Verdú José M, Comín-Colet Josep, Domingo Mar, Lupón Josep, Gómez Miguel, Molina Luis, Casacuberta Jose M, Muñoz Miguel A, Mena Amparo, Bruguera-Cortada Jordi
Equip d'Atenció Primària, Sant Martí de Provençals, Institut Català de la Salut, Barcelona, Spain.
Rev Esp Cardiol (Engl Ed). 2012 Jul;65(7):613-9. doi: 10.1016/j.recesp.2012.01.019. Epub 2012 Apr 26.
Measurement of natriuretic peptides may be recommended prior to echocardiography in patients with suspected heart failure. Cut-off point for heart failure diagnosis in primary care is not well established. We aimed to assess the optimal diagnostic cut-off value of N-terminal pro-B-type natriuretic peptide on a community population attended in primary care.
Prospective diagnostic accuracy study of a rapid point-of-care N-terminal pro-B-type natriuretic peptide test in a primary healthcare centre. Consecutive patients referred by their general practitioners to echocardiography due to suspected heart failure were included. Clinical history and physical examination based on Framingham criteria, electrocardiogram, chest X-ray, N-terminal pro-B-type natriuretic peptide measurement and echocardiogram were performed. Heart failure diagnosis was made by a cardiologist blinded to N-terminal pro-B-type natriuretic peptide value, using the European Society of Cardiology diagnosis criteria (clinical and echocardiographic data).

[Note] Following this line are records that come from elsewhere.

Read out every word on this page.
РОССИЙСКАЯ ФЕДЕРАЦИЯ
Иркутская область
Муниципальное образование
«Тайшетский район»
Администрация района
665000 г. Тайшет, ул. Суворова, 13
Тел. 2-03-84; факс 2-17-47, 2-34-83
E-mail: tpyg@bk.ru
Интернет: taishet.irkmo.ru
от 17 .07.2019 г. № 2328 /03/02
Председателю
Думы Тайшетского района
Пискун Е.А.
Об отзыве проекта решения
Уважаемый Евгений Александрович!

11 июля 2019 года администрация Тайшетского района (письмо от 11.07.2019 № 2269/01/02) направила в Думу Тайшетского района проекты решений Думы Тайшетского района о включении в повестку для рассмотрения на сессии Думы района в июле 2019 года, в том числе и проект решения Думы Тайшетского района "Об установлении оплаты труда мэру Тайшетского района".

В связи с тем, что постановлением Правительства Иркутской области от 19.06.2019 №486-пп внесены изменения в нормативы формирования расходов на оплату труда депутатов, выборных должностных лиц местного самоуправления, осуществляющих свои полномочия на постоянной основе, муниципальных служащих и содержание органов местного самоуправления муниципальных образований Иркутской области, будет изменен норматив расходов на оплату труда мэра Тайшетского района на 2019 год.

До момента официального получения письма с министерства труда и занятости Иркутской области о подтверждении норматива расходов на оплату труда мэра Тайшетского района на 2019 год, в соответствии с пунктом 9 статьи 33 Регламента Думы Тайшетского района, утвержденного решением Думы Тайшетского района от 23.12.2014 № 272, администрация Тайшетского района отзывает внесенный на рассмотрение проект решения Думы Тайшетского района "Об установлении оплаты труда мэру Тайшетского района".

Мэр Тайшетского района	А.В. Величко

Of 220 patients evaluated (65.5% women; median 74 years [interquartile range 67-81]). Heart failure diagnosis was confirmed in 52 patients (23.6%), 16 (30.8%) with left ventricular ejection fraction <50% (39.6 [5.1]%). Median values of N-terminal pro-B-type natriuretic peptide were 715 pg/mL [interquartile range 510.5-1575] and 77.5 pg/mL [interquartile range 58-179.75] for patients with and without heart failure respectively. The best cut-off point was 280 pg/mL, with a receiver operating characteristic curve of 0.94 (95% confidence interval, 0.91-0.97). Six patients with heart failure diagnosis (11.5%) had N-terminal pro-B-type natriuretic peptide values <400 pg/mL. Measurement of natriuretic peptides would avoid 67% of requested echocardiograms.
In a community population attended in primary care, the best cut-off point of N-terminal pro-B-type natriuretic peptide to rule out heart failure was 280 pg/mL. N-terminal pro-B-type natriuretic peptide measurement improve work-out diagnoses and could be cost-effectiveness.
对于疑似心力衰竭的患者,可能建议在进行超声心动图检查之前检测利钠肽。基层医疗中用于心力衰竭诊断的截断点尚未明确确立。我们旨在评估基层医疗中社区人群N末端B型利钠肽原(NT-proBNP)的最佳诊断截断值。
在一家基层医疗中心对快速即时检测NT-proBNP进行前瞻性诊断准确性研究。纳入因疑似心力衰竭由全科医生转诊至超声心动图检查的连续患者。进行基于弗雷明汉标准的临床病史和体格检查、心电图、胸部X线、NT-proBNP检测及超声心动图检查。由一位对NT-proBNP值不知情的心脏病专家依据欧洲心脏病学会诊断标准(临床和超声心动图数据)做出心力衰竭诊断。
共评估220例患者(65.5%为女性;中位年龄74岁[四分位间距67 - 81岁])。52例患者(23.6%)确诊为心力衰竭,其中16例(30.8%)左心室射血分数<50%(39.6[5.1]%)。心力衰竭患者和无心力衰竭患者的NT-proBNP中位值分别为715 pg/mL[四分位间距510.5 - 1575]和77.5 pg/mL[四分位间距58 - 179.75]。最佳截断点为280 pg/mL,受试者工作特征曲线下面积为0.94(95%置信区间,0.91 - 0.97)。6例心力衰竭确诊患者(11.5%)的NT-proBNP值<400 pg/mL。检测利钠肽可避免67%的超声心动图检查需求。
在基层医疗的社区人群中,排除心力衰竭的NT-proBNP最佳截断点为280 pg/mL。检测NT-proBNP可改善诊断流程且可能具有成本效益。